As it happens, the mask of that boy king exhibits another quality: beauty. The proportions of his face, the perfection of the gold skin, the clarity of his eyes – all have the harmony and grace we call beautiful. So why not simply say this is one of the world's most beautiful works of art? Because to modern ears this does not sound as serious or impressive as a "great" work.
Five hundred years ago, the highest praise would have been to call something beautiful; that changed in the Romantic age, with the birth of the modern world. The idea that art existed to delight and entertain was shunned by the composer Beethoven, the poet Coleridge, and the artist Goya, to name just a few Romantic radicals. And, essentially, we still see art as they did: as an arduously serious and dangerous imaginative adventure, driven by emotional forces that lead the artist to the very limits of representation and beyond.

Philip Pullman, Author
Claude Monet's The Four Trees (1891)

For a work to be great, I think it must signify influence as well as have a self-contained perfection of form. I can only talk about western art because, while I can see beauty in, say, a Benin bronze, I have no idea whether it was influential in its own culture, or typical, or what.
So I've chosen a painting by Monet, who changed the way painters in the west saw and depicted light, and light is the subject of every representational painting: light falling on flesh, on stone, on cloth, on water. The Four Trees, one of a series of paintings of this stretch of the river Epte, is great because it conveys the sense of a bright morning with freshness and brilliance (the delicious golden light on the curve of trees in the distance); and because it's formally thrilling (I pity anyone who didn't feel a shock of delight at seeing that grid of dark lavenders over pale blue and gold); and because it's part of impressionism's great project of teaching the 20th century a new way of seeing.

Amanda Levete, Architect
Francisco de Zurbarán's Still Life


The depth of understanding and observation in this work is extraordinary. The artist creates a kind of hyper-reality: when I see a bumpy, thick-skinned lemon at a stall, I feel I am looking at an image from this painting. Great art stops us in our tracks, gives us an insight into reality, makes us think, helps us understand the structure of things. That a painting can do this with the humble lemon, some oranges, a rose and a cup of water is testament to its power and greatness. How I would love to be able to look at such a work every day, to discover another nuance, to be reminded that there is sublime beauty in the ordinary.

David Hockney, Artist
Picasso's Mother and Child (First Steps) (1943)

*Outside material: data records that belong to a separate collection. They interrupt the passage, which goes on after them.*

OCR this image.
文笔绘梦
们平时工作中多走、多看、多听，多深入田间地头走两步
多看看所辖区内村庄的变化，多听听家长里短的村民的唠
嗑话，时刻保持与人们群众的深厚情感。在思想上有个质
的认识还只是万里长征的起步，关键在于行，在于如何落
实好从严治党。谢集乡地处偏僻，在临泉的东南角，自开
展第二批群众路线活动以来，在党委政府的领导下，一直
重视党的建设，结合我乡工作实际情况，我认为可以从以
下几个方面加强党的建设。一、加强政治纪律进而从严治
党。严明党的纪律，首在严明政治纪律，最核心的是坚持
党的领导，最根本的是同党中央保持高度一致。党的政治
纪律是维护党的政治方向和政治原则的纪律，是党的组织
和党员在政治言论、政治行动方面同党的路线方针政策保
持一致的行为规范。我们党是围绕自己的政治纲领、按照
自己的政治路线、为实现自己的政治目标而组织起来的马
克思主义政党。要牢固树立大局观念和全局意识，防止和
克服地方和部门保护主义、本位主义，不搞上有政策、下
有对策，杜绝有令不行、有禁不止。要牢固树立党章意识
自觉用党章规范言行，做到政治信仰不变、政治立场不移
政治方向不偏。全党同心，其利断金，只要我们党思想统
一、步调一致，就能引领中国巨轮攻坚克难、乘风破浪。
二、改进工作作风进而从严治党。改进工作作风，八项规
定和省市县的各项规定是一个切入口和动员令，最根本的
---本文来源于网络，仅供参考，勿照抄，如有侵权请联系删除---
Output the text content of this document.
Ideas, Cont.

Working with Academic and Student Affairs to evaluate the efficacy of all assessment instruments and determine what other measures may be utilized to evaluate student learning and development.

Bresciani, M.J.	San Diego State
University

There's not much art I don't like, although I am indifferent to some (indeed, quite a lot) today. I could say the Fra Angelicos in San Marco in Florence are my favourite works, or Rembrandt's great drawing, in the British Museum, of a family teaching a child to walk. But why not Picasso's treatment of that same subject, which is only dealt with by the greatest artists?
It is a totally universal subject that everybody has experienced and witnessed. Today, thousands of depictions will be made of this all over the world, most with a camera: uncle Charlie teaching little Edna to walk, photographed by mum. But most will not be able to show us what Picasso does: the child, both thrilled and frightened; the anxious mother, whose supple hands clasp the child's still awkward fingers. Cubism allows him to give us that detail. In great works of art, form and content are one. It is a wonderful, touching work. Great stuff. There are not many great paintings on this subject.

Tim Marlow, Art historian, director of exhibitions at White Cube
Hans Holbein's Dead Christ (1521)

This stark, life-sized image of Christ in the tomb is one of the great depictions of death and decay in western art. It's as if you are peering into a sarcophagus set into the wall. The vicious and visceral wounds are surrounded by gangrenous flesh, and the body is beginning to decompose towards the point of putrefaction.
It's a painting that seems to assault the nose as much as the eyes, a pathological vision that famously caused the great Russian writer Fyodor Dostoevsky to remark that it "could rob a man of his faith". Aside from Christ's extended, goitrous jaw, the other astonishing feature is that Holbein was not yet 25 years old when he painted it.

Charles Saumarez Smith, Secretary and Chief Executive, Royal Academy
Paintings of the Italian Renaissance

When I received Phaidon's huge, new, tombstone venture which commemorates all the greatest works of art from all round the world, I lugged it to the table in order to examine its coverage of the Italian Renaissance. There are whole page spreads devoted to Piero della Francesca, Botticelli and Mantegna, including some of the greatest works of art in the world. What makes them great? I haven't lost the ideas explored by 19th-century art historian Jacob Burckhardt in the – that great works have the capacity to encapsulate ideas about the world. They will have a quality of ethereal and spiritual poetry (as in the works of Botticelli); or a quality of intelligent, mathematical authority (Piero); or a sense of the passing of time and of the culture of the past (Mantegna). Great works must be transcendent: that is, the artists are striving to communicate to their own age, but in a language understandable visually to other ages that do not share the same values.

Cornelia Parker, Sculptor
Bernd and Hilla Becher's Water Towers (1988)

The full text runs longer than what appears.